The Small Business Regulatory Enforcement Fairness Act (SBREFA) amended the Regulatory Flexibility Act (RFA), 5 U.S.C. §§ 601 et seq, to require that federal agencies establish policies and programs to make their regulations more understandable to small businesses. SBREFA also contains congressional review provisions that require agencies to submit information concerning most new rules to Congress and the Comptroller General. When an agency issues a rule that requires analysis under the RFA, the agency must publish a guide explaining how small businesses are to comply with the rule. Finally, SBREFA amended the Equal Access to Justice Act (EAJA) to allow certain small businesses to recover post-complaint attorney fees in instances in which the agency's final demand is substantially in excess of the decisions of the adjudicative officer and is unreasonable when compared with that decision, given the facts of the case (this provision is limited to adversary adjudications, judicial review of agency enforcement actions, civil penalty actions, and adversary administrative adjudications initiated on or after March 29, 1996).
The Commission works with the small business community via the U.S. Small Business Administration (SBA) Ombudsman and Regional Fairness Boards. The Ombudsman assists small businesses that believe they have experienced excessive or unfair federal regulatory enforcement actions by a federal agency, such as excessive fines or penalties, retaliation or other unfair enforcement action. Information is available at the Ombudsman's web site or by calling 888-734-3247.

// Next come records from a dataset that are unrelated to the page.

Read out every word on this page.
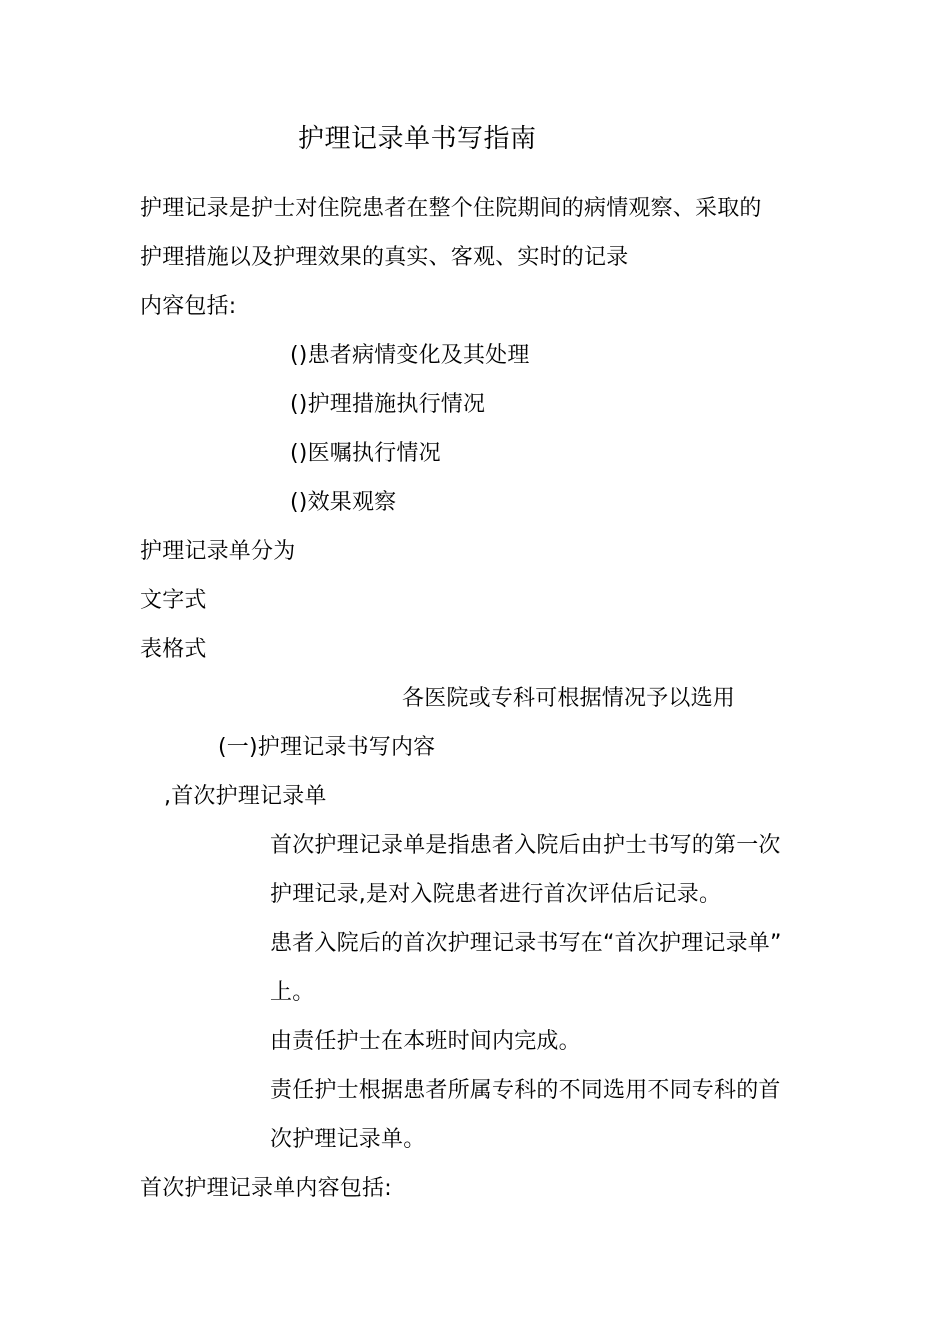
护理记录单书写指南
护理记录是护士对住院患者在整个住院期间的病情观察、采取的
护理措施以及护理效果的真实、客观、实时的记录
内容包括:
()患者病情变化及其处理
()护理措施执行情况
()医嘱执行情况
()效果观察
护理记录单分为
文字式
表格式
各医院或专科可根据情况予以选用
(一)护理记录书写内容
,首次护理记录单
首次护理记录单是指患者入院后由护士书写的第一次
护理记录,是对入院患者进行首次评估后记录。
患者入院后的首次护理记录书写在“首次护理记录单”
上。
由责任护士在本班时间内完成。
责任护士根据患者所属专科的不同选用不同专科的首
次护理记录单。
首次护理记录单内容包括:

The Ombudsman has asked all federal agencies to make clear that if a small business entity requests Ombudsman assistance on a federal agency matter, or complains about a federal agency action, that agency will not retaliate in response. The Commission regards the fair treatment of small businesses, without retaliation, as an obligation of its employees under the standards of conduct applicable to all federal employees by virtue of 5 C.F.R. § 635.101(b).